Thursday 12 February 2015

REVIEW - VIRUNGA (ORLANDO VON EINSIEDEL)


It's a sorry thing to acknowledge, but Westerners will probably never fully understand Africa. It is not a continent like ours are, it's too hot, too proud of its traditions, and too integrally connected to its wildlife. We need to understand it, though, and we need to respect it, and its citizens need us to stop undermining its self-respect by invading and exploiting, as we continue to. Orlando von Einsiedel's sobering documentary Virunga gives us the vital history lesson only briefly - its premier concerns are so pressing they're not even in the present, they're in the future. It's a sharp slap in the face for a culture that behaves with absurd arrogance and naivety, justifying its senseless pursuits in monetary terms, privately, or in barefaced racism. Publicly, no justification is required if no problems are uncovered, and this is why Virunga is so important a document.
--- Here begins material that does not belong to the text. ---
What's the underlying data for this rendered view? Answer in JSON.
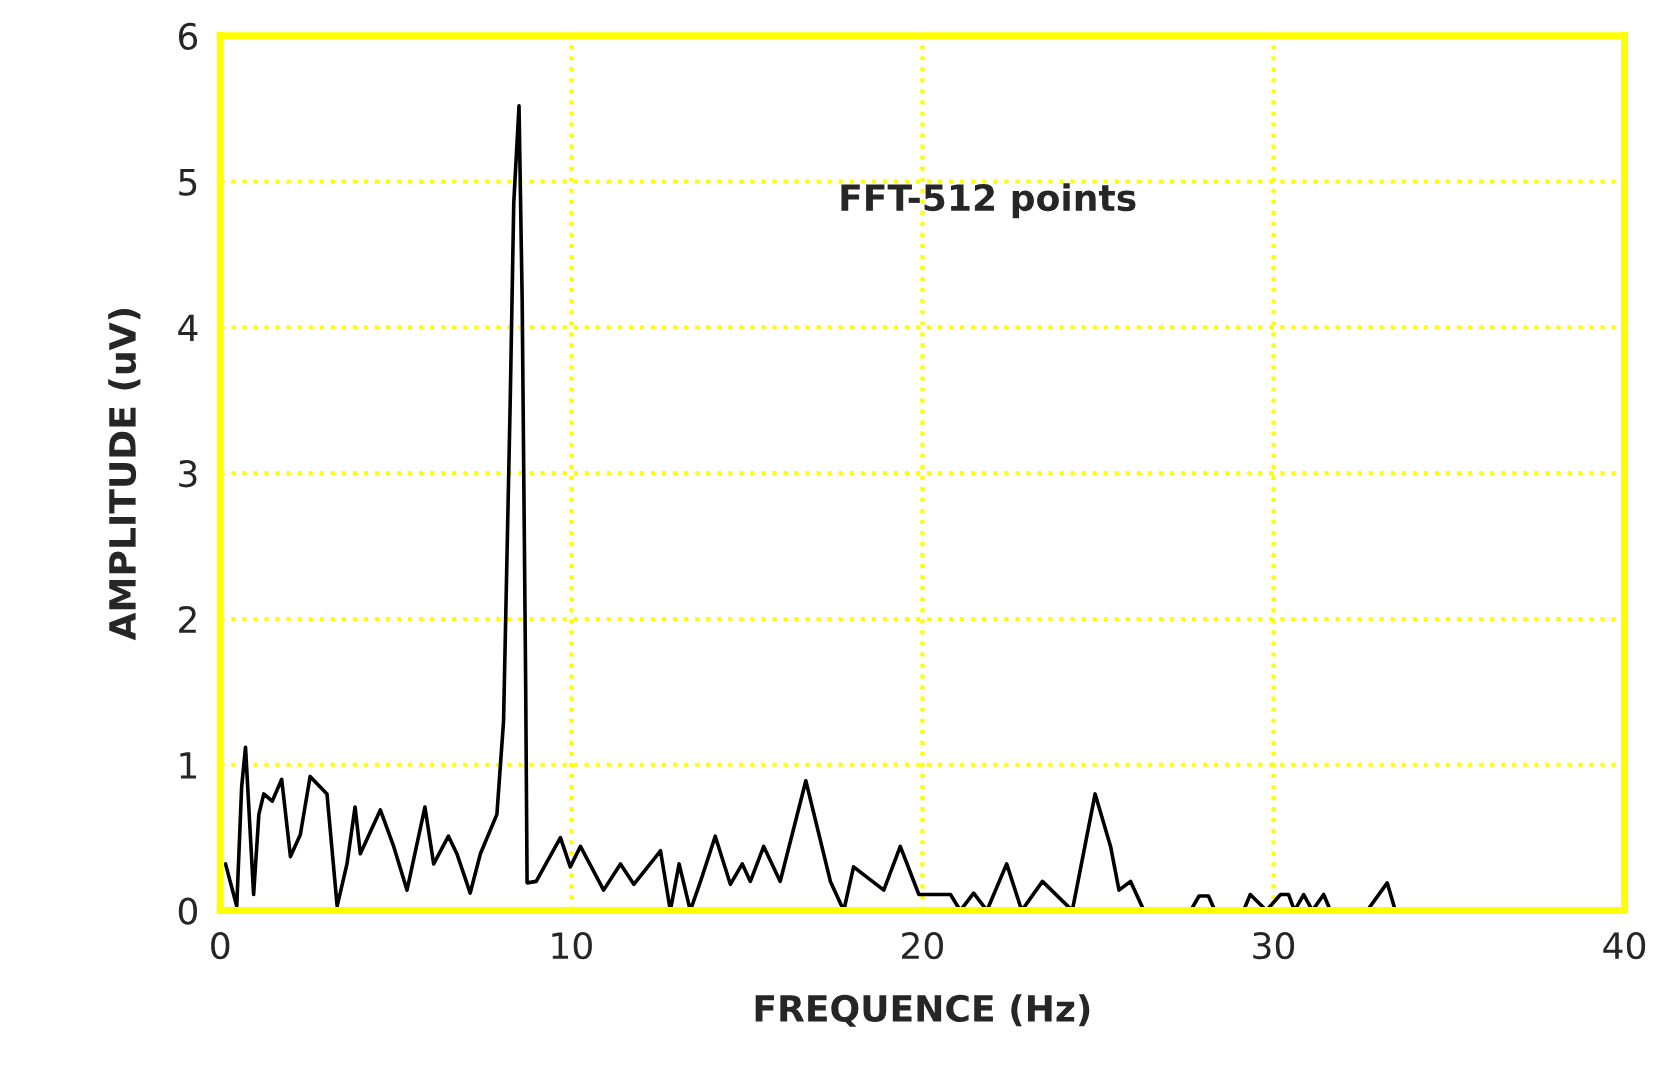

Though its focus may be broad (where to end one's catalogue of Africa's endless woes?), its message insinuates itself quite pointedly into the viewer's consciousness. von Einsiedel here charts the characteristics of the infliction of pain - how its European techniques beget African wounds. Society is eviscerated, the natural landscape is threatened and the vast variety of animals that co-exist with the human beings in this part of the world pay an irreversible price. What few mountain gorillas remain in Virunga are forced to endure emotional and psychological suffering that they don't deserve, don't understand and don't possess the ability to overcome. Alas, no matter how well we Westerners may ever come to understand Africa, the damage has already been done. A shaky, sprawling film, Virunga is technically haphazard but ethically unquestionable. It's more powerful as a political statement than as a work of art, but its power is monumental in either case.